Goal interdependence comes first. When executives are evaluated and compensated primarily on functional performance, they will optimize for functional outcomes regardless of what they say in leadership meetings. Creating genuine team behavior requires goals that can only be achieved through cross-functional collaboration. This means a meaningful portion of executive compensation should depend on enterprise outcomes that no single function controls.

Resource interdependence amplifies the effect. When the executive team collectively allocates capital, talent, and strategic attention rather than each function receiving a predetermined budget, leaders must engage genuinely with enterprise trade-offs. This creates productive tension that surfaces strategic assumptions and forces real debate about priorities.

Information interdependence completes the structure. Most executive teams operate with significant information asymmetry—each member knows their function deeply but understands peer functions superficially. This asymmetry undermines collective decision-making because members can't meaningfully evaluate proposals outside their expertise. Effective teams create mechanisms for deep cross-functional understanding, including executive rotations, immersive functional deep-dives, and joint problem-solving on complex challenges.

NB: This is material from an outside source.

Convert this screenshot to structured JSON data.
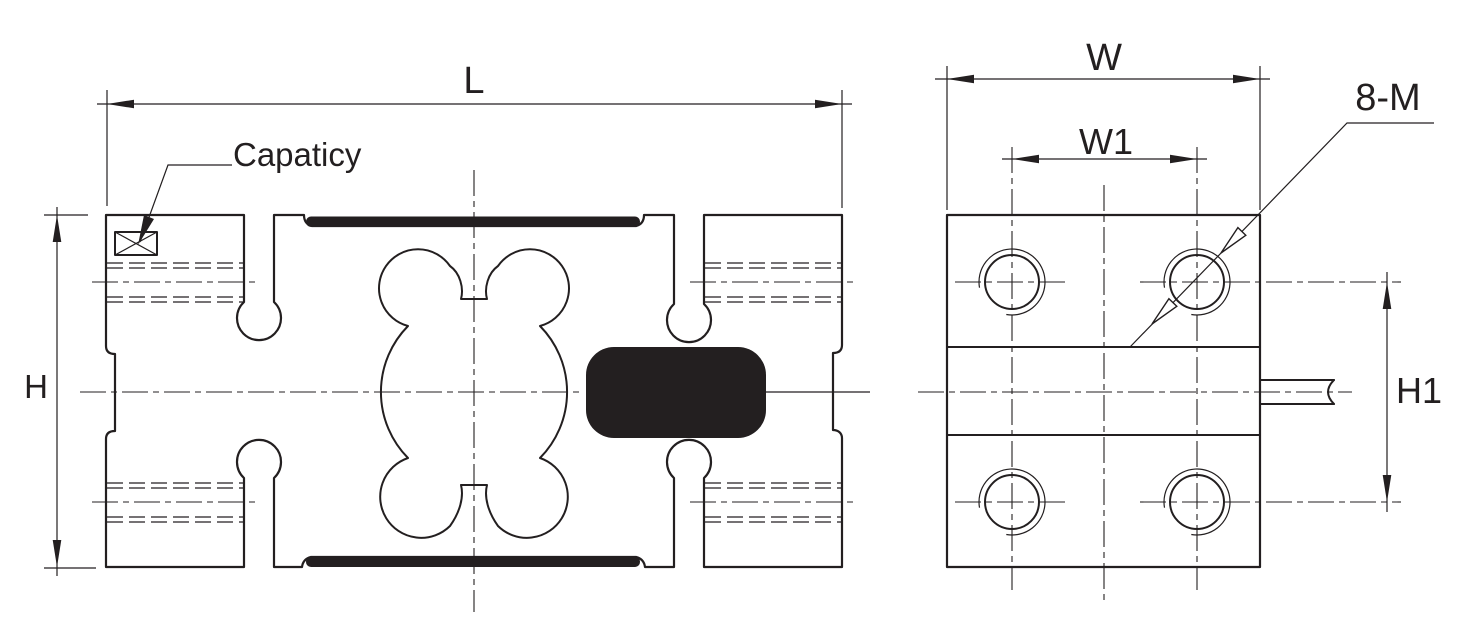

The combination of these interdependencies fundamentally changes team dynamics. When my success depends on your success, helping you becomes self-interested rather than charitable. When we jointly allocate resources, I must understand your needs as well as my own. When I comprehend your challenges deeply, I can contribute meaningfully to your decisions. This interlocking structure transforms parallel individual achievement into genuine collective performance.

Takeaway

Interdependence isn't a feeling to cultivate—it's a structure to build. Align goals, share resource decisions, and create information flow that makes collaboration essential rather than optional.

The gap between your leadership team's potential and its performance isn't mysterious. It's structural. You've likely assembled excellent individual leaders but failed to create the conditions for collective excellence. The aggregation fallacy, absent operating system design, and insufficient interdependence explain most of the underperformance you observe.

Addressing this requires leadership courage. You'll need to shrink the team, clarify its genuine purpose, redesign compensation to reward collective outcomes, and fundamentally change how the team spends its time together. These changes will surface resistance because they threaten existing power arrangements and comfortable patterns.

The prize justifies the disruption. A leadership team that genuinely performs as a team—accessing collective intelligence, making integrated strategic decisions, moving in coordinated execution—represents an organizational capability most competitors cannot match. It transforms enterprise strategy from a document into a living practice. This is the executive team your organization needs. Building it is your responsibility.